Howard-Johnston, James. 2021. The last great war of antiquity. Oxford University Press.

The last and longest war of classical antiquity was fought in the early seventh century. It was ideologically charged and fought along the full length of the Persian-Roman frontier, drawing in all the available resources and great powers of the steppe world. The conflict raged on an unprecedented scale, and its end brought the classical phase of history to a close. Despite all this, it has left a conspicuous gap in the history of warfare. This book aims to finally fill that gap.
The war opened in summer 603 when Persian armies launched co-ordinated attacks across the Roman frontier. Twenty-five years later the fighting stopped after the final, forlorn counteroffensive thrusts of the Emperor Heraclius into the Persians’ Mesopotamian heartland. James Howard-Johnston pieces together the scattered and fragmentary evidence of this period to form a coherent story of the dramatic events, as well as an introduction to key players-Turks, Arabs, and Avars, as well as Persians and Romans- and a tour of the vast lands over which the fighting took place.
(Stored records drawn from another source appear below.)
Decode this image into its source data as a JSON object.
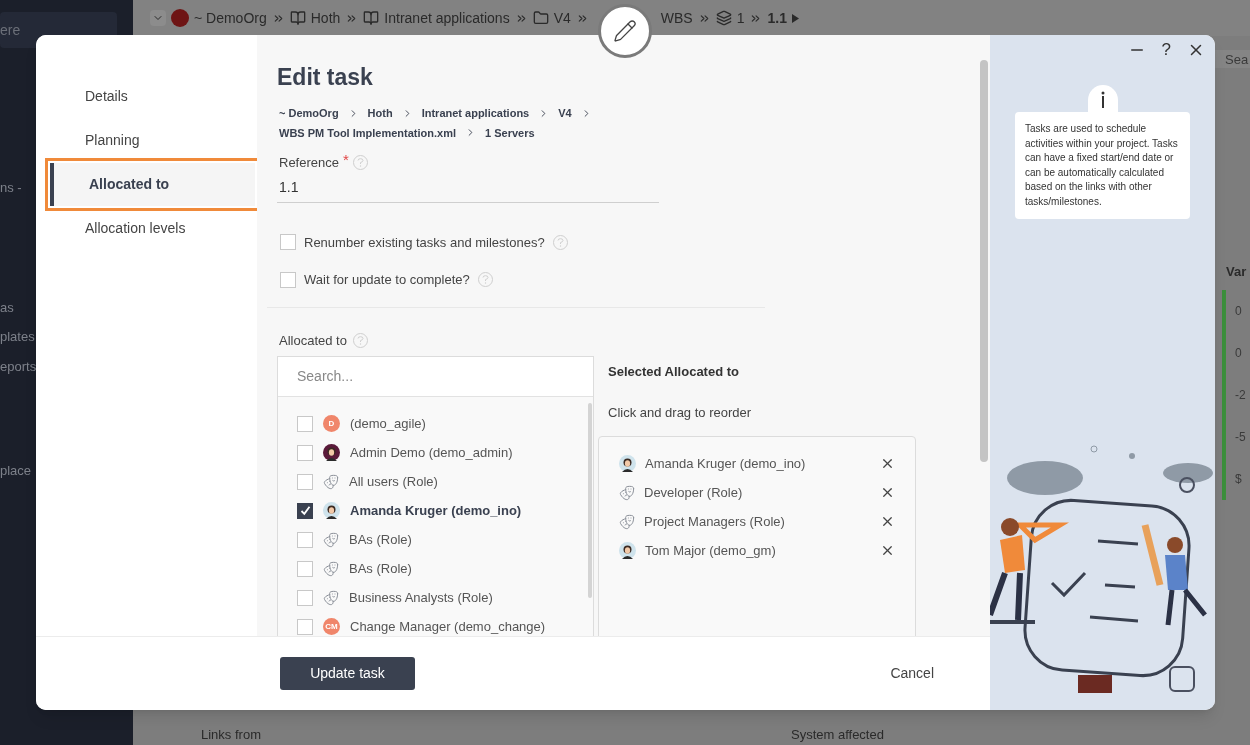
{
  "background": {
    "breadcrumb": [
      {
        "label": "~ DemoOrg",
        "kind": "org"
      },
      {
        "label": "Hoth",
        "kind": "book"
      },
      {
        "label": "Intranet applications",
        "kind": "book"
      },
      {
        "label": "V4",
        "kind": "folder"
      },
      {
        "label": "WBS",
        "kind": "book"
      },
      {
        "label": "1",
        "kind": "stack"
      },
      {
        "label": "1.1",
        "kind": "current"
      }
    ],
    "sidebar_search": "ere",
    "sidebar_items": [
      "ns -",
      "as",
      "plates",
      "eports",
      "place"
    ],
    "search_fragment": "Sea",
    "column_header": "Var",
    "column_values": [
      "0",
      "0",
      "-2",
      "-5",
      "$"
    ],
    "bottom_labels": [
      "Links from",
      "System affected"
    ]
  },
  "modal": {
    "nav": [
      {
        "label": "Details",
        "selected": false
      },
      {
        "label": "Planning",
        "selected": false
      },
      {
        "label": "Allocated to",
        "selected": true
      },
      {
        "label": "Allocation levels",
        "selected": false
      }
    ],
    "title": "Edit task",
    "path": [
      "~ DemoOrg",
      "Hoth",
      "Intranet applications",
      "V4",
      "WBS PM Tool Implementation.xml",
      "1 Servers"
    ],
    "reference": {
      "label": "Reference",
      "required_mark": "*",
      "value": "1.1"
    },
    "options": [
      {
        "label": "Renumber existing tasks and milestones?",
        "checked": false
      },
      {
        "label": "Wait for update to complete?",
        "checked": false
      }
    ],
    "allocated_to": {
      "label": "Allocated to",
      "placeholder": "Search...",
      "items": [
        {
          "label": "(demo_agile)",
          "checked": false,
          "kind": "initials",
          "initials": "D",
          "color": "#f0866b"
        },
        {
          "label": "Admin Demo (demo_admin)",
          "checked": false,
          "kind": "photo",
          "color": "#5a1a3a"
        },
        {
          "label": "All users (Role)",
          "checked": false,
          "kind": "role"
        },
        {
          "label": "Amanda Kruger (demo_ino)",
          "checked": true,
          "kind": "photo",
          "color": "#cfe3ec"
        },
        {
          "label": "BAs (Role)",
          "checked": false,
          "kind": "role"
        },
        {
          "label": "BAs (Role)",
          "checked": false,
          "kind": "role"
        },
        {
          "label": "Business Analysts (Role)",
          "checked": false,
          "kind": "role"
        },
        {
          "label": "Change Manager (demo_change)",
          "checked": false,
          "kind": "initials",
          "initials": "CM",
          "color": "#f0866b"
        }
      ]
    },
    "selected": {
      "title": "Selected Allocated to",
      "hint": "Click and drag to reorder",
      "items": [
        {
          "label": "Amanda Kruger (demo_ino)",
          "kind": "photo",
          "color": "#cfe3ec"
        },
        {
          "label": "Developer (Role)",
          "kind": "role"
        },
        {
          "label": "Project Managers (Role)",
          "kind": "role"
        },
        {
          "label": "Tom Major (demo_gm)",
          "kind": "photo",
          "color": "#cfe3ec"
        }
      ]
    },
    "primary_button": "Update task",
    "cancel_button": "Cancel",
    "help_label": "?",
    "help_text": "Tasks are used to schedule activities within your project. Tasks can have a fixed start/end date or can be automatically calculated based on the links with other tasks/milestones."
  }
}
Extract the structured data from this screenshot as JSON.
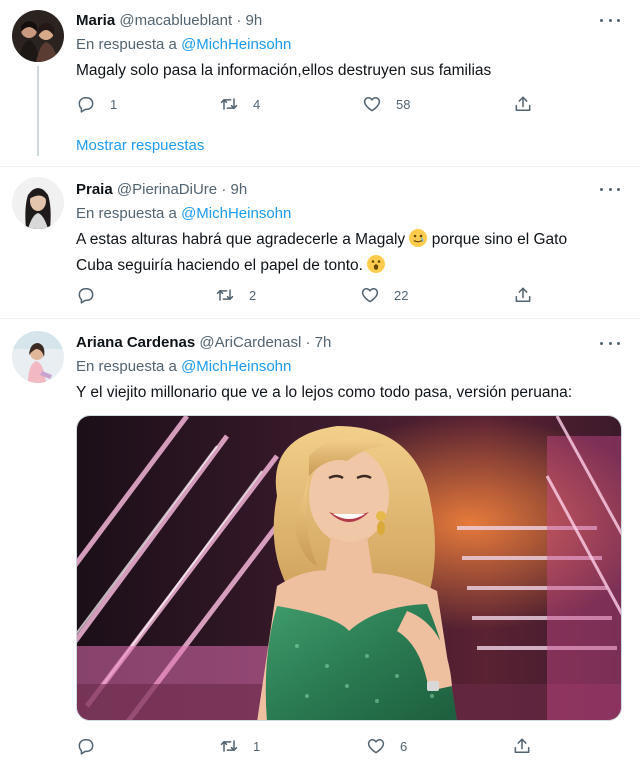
{
  "tweets": [
    {
      "name": "Maria",
      "handle": "@macablueblant",
      "dot": "·",
      "time": "9h",
      "replying_prefix": "En respuesta a",
      "replying_to": "@MichHeinsohn",
      "text": "Magaly solo pasa la información,ellos destruyen sus familias",
      "replies": "1",
      "retweets": "4",
      "likes": "58",
      "show_replies_label": "Mostrar respuestas"
    },
    {
      "name": "Praia",
      "handle": "@PierinaDiUre",
      "dot": "·",
      "time": "9h",
      "replying_prefix": "En respuesta a",
      "replying_to": "@MichHeinsohn",
      "text_line1_a": "A estas alturas habrá que agradecerle a Magaly ",
      "text_line1_b": " porque sino el Gato",
      "text_line2": "Cuba seguiría haciendo el papel de tonto. ",
      "replies": "",
      "retweets": "2",
      "likes": "22"
    },
    {
      "name": "Ariana Cardenas",
      "handle": "@AriCardenasl",
      "dot": "·",
      "time": "7h",
      "replying_prefix": "En respuesta a",
      "replying_to": "@MichHeinsohn",
      "text": "Y el viejito millonario que ve a lo lejos como todo pasa, versión peruana:",
      "replies": "",
      "retweets": "1",
      "likes": "6"
    }
  ],
  "icons": {
    "reply": "reply-icon",
    "retweet": "retweet-icon",
    "like": "heart-icon",
    "share": "share-icon",
    "more": "more-icon"
  },
  "colors": {
    "link": "#1d9bf0",
    "secondary": "#536471",
    "text": "#0f1419"
  }
}
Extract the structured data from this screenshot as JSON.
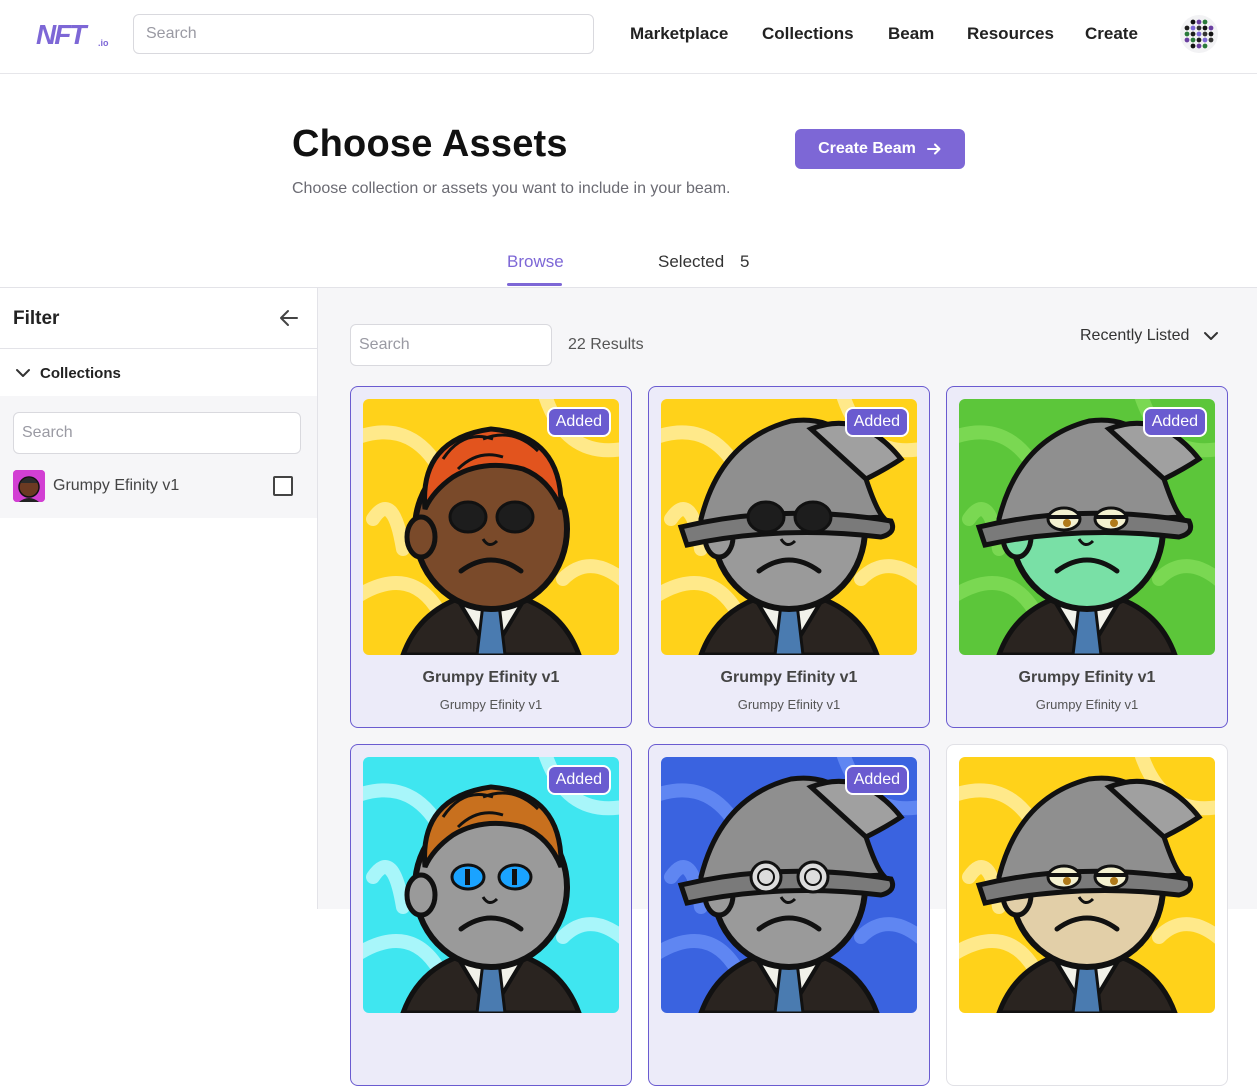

The decisions and actions of individuals-particularly Heraclius, a general of rare talent-and the various immaterial factors affecting morale take centre stage, yet due attention is also given to the underlying structures in both belligerent empires and to the Middle East under Persian occupation in the 620s. The result is a solidly founded, critical history of a conflict of immense significance in the final episode of classical history.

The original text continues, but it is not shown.